皎洁的月光透过落地窗洒落在地板上,整个房间皆是由黑白灰组成的简约风格,莫名令人觉得压抑。
唯独电脑桌前,一个坐在云朵上的粉色小猪安静坐在上面。
如果季闻清此刻醒来的话,他就会想起,这是初二那年他随手送给贺单的小礼物。
但此刻的季闻清,只觉得身上像是怀揣着一个小火炉,身体从未如此温暖过,甚至热得他有点头晕。
无论什么季节,他手脚总是冰凉的,所以彼时十分不适应,迫切想要寻找能使自己降温的东西。
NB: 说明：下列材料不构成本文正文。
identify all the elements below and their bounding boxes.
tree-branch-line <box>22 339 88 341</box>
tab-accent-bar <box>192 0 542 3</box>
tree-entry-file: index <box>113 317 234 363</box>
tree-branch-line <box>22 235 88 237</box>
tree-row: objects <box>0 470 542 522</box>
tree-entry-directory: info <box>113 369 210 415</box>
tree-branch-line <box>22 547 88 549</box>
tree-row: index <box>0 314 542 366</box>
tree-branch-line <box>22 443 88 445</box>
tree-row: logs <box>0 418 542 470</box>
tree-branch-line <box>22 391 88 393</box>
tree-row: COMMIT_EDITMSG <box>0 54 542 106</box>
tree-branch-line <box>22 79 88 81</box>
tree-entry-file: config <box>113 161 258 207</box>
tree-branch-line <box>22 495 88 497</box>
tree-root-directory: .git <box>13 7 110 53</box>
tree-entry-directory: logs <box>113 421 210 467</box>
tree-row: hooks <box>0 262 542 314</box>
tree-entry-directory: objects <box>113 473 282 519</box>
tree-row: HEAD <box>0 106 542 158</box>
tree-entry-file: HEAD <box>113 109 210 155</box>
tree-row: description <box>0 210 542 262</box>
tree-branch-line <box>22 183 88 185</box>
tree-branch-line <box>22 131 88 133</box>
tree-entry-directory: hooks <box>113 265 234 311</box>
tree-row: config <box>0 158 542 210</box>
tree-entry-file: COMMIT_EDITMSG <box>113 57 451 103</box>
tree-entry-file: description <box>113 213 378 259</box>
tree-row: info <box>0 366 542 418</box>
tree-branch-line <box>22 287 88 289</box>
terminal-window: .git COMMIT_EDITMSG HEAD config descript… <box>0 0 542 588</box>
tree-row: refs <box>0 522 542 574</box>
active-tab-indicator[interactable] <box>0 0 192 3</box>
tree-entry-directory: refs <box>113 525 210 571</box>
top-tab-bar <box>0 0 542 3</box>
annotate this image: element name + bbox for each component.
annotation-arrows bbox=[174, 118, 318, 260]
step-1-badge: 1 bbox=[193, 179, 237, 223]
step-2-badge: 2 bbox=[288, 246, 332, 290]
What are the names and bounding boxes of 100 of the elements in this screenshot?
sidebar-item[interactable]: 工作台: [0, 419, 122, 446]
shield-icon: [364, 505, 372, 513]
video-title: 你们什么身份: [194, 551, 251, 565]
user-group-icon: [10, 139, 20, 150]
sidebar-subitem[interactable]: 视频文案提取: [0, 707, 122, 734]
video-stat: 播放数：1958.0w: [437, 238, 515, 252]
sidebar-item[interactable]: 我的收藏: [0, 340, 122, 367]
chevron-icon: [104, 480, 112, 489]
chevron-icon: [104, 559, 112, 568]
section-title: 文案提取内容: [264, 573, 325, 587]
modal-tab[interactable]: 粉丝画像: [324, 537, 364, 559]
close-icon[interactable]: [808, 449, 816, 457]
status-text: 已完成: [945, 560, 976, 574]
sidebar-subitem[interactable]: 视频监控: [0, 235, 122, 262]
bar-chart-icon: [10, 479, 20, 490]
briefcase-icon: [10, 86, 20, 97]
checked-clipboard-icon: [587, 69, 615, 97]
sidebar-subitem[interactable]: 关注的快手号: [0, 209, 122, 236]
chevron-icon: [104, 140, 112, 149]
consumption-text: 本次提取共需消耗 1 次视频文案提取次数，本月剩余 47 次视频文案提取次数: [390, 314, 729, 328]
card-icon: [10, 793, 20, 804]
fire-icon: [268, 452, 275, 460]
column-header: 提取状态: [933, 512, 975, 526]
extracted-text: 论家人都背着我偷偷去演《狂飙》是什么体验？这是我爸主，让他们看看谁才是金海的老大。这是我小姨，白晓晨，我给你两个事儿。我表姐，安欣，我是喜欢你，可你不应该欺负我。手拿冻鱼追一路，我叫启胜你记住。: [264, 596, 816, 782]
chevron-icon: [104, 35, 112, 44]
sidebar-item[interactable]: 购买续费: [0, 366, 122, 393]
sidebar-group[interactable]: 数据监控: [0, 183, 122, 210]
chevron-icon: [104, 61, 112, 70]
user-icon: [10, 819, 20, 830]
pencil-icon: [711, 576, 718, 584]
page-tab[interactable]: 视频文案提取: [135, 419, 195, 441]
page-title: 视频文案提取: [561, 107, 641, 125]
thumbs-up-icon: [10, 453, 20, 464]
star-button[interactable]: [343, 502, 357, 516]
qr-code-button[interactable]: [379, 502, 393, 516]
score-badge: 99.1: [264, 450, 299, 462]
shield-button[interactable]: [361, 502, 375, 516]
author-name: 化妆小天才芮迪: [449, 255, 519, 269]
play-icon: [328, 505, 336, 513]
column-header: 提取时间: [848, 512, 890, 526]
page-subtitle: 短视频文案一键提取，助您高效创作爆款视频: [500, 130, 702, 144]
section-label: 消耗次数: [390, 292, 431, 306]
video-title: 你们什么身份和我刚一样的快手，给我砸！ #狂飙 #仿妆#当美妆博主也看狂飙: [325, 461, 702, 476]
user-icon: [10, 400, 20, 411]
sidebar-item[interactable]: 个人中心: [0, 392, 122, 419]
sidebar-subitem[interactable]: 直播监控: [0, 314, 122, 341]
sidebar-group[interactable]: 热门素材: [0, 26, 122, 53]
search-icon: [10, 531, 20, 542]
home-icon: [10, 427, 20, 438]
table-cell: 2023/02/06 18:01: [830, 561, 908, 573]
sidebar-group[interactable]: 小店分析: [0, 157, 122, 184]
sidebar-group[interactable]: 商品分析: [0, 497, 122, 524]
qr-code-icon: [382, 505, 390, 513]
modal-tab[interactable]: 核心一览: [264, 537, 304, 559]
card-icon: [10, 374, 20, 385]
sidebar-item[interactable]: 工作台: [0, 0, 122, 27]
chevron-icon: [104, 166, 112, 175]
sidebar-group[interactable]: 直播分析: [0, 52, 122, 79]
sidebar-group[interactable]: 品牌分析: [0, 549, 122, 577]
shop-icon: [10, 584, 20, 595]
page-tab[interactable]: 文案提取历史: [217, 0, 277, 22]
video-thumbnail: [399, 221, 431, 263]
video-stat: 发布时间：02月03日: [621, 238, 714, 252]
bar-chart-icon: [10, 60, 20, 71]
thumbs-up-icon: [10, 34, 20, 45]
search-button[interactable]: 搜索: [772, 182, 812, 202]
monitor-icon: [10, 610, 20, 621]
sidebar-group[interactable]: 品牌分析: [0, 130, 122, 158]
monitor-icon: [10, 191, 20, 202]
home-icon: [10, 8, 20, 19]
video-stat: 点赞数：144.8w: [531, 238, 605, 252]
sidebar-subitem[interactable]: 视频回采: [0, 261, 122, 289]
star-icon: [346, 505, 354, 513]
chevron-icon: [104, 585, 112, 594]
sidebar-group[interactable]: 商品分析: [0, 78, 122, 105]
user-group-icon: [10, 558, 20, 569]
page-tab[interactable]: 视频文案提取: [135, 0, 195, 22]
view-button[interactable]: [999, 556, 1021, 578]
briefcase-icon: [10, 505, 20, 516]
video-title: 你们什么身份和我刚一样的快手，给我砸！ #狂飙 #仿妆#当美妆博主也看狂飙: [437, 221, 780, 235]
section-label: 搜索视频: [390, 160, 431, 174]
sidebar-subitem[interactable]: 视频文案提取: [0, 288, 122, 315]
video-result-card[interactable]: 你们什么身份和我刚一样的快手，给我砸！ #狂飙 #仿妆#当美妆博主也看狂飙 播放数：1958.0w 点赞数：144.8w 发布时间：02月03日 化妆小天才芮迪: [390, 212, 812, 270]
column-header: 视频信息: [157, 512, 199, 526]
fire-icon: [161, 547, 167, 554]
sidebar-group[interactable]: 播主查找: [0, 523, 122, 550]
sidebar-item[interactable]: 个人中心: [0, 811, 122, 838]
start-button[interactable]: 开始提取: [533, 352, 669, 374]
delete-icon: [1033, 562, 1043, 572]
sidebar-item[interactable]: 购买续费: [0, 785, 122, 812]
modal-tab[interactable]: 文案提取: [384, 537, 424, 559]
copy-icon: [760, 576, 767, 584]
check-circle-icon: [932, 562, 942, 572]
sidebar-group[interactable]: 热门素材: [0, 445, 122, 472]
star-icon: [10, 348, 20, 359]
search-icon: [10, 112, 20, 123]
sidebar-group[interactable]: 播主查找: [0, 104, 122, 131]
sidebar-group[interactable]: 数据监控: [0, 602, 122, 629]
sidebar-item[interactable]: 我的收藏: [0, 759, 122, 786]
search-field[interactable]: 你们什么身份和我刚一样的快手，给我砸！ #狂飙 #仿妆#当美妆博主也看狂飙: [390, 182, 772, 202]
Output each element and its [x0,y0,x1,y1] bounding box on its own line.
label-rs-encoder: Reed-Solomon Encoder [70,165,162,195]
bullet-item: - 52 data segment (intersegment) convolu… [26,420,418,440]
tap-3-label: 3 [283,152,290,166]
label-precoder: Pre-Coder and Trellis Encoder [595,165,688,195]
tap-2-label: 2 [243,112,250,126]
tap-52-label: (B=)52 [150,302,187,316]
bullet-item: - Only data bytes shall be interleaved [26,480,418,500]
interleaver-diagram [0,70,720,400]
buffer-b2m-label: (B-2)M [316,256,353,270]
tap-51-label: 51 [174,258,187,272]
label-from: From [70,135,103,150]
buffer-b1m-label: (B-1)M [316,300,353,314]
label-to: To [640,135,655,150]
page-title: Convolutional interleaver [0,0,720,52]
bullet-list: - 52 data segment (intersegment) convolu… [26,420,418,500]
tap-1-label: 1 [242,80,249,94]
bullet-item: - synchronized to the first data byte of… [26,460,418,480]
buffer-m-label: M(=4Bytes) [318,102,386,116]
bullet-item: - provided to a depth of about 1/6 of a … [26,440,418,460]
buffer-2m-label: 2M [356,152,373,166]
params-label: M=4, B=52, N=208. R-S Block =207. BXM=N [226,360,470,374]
可身体又累又重,连动一根手指的力气都没有,季闻清躺在床上下意识叫了最熟悉的名字——
“顾烨……”
房间里死一般的寂静,半晌,才听见咔哒一声,断成两半的勺子被丢在桌上。
“再拿个勺子来。”
候在一旁的女佣静默无声退出房间,两分钟后,重新拿来了勺子。
离开时她贴心地将门关上,等到眼前最后的缝隙关闭,她才劫后余生般缓慢吐出一口气。
刚才贺少爷的表情实在太吓人了,也不知道为什么。
即便她来贺宅仅一年,却也是听旁人说了不少事,例如现在躺在房间里的那名少年,大概是叫……季闻清。
不过顾烨又是谁?
*
“Imleavingyouforthelasttimebaby”
“Youthinkyourelovingbutyoudontloveme”
……
一只手挂断了床头柜上的电话。
似是听见熟悉的旋律,躺在床上的人翻了个身。脸上尚未褪去的红晕从脸蔓延至脖颈,眉目间染着淡淡病态,可怜又破碎。
贺单把来电直接挂断,但并没有放下手机。
熟练的输入密码,一眼就能够看见最上面的信息。
十一点二十三分,比孙尚诚来找他的时候要早,发给顾烨。
就在这时,低沉的女声再次在房间里响起,屏幕上显示出与刚才一样的名字。
没用的废物。
贺单手指一滑,面无表情把电话关了机。
房间重新回到先前的寂静,他夹着手上的退烧药片,来到床边。
床上那人显然还未退烧,小巧的一张脸大半埋进被子里,仅露出一双紧闭泛红的眼睛,轻蹙着眉,似难受极了。
贺单直接将人捞起揽进怀里,尚且不怎么清醒的人眼睫抖了抖,猫一样下意识抓着他的衣襟。
抱着人往上颠了颠,使得对方完全坐在他大腿上,依靠着他。
可即便这样,贺单也感觉不到什么重量。
指尖一寸寸划过季闻清后背快要刺破皮肉、轮廓分明的脊椎骨,贺单眉间一皱,太瘦了。
他抬起埋在怀里的那张脸,视线一寸寸从对方眼下的痣开始扫过,直至落在有些失去血色、粉色的唇上。
颇有些强硬的抵开,贺单手上的药片喂了进去。柔软到极致的触感在指尖蔓延,贺单碾着手指,克制住没有再往深处探入。
大概是生病的人都格外脆弱,他从未见过这副模样的季闻清。
明明脸上也无更多表情,却令人莫名觉得十分委屈,长密的眼睫低垂着,眼睑红至眼尾。
贺单将他完全环住,却连拥着人的手都不敢用力,一勺又一勺的喂药过去,这几年攒下的耐心似乎都用在此时。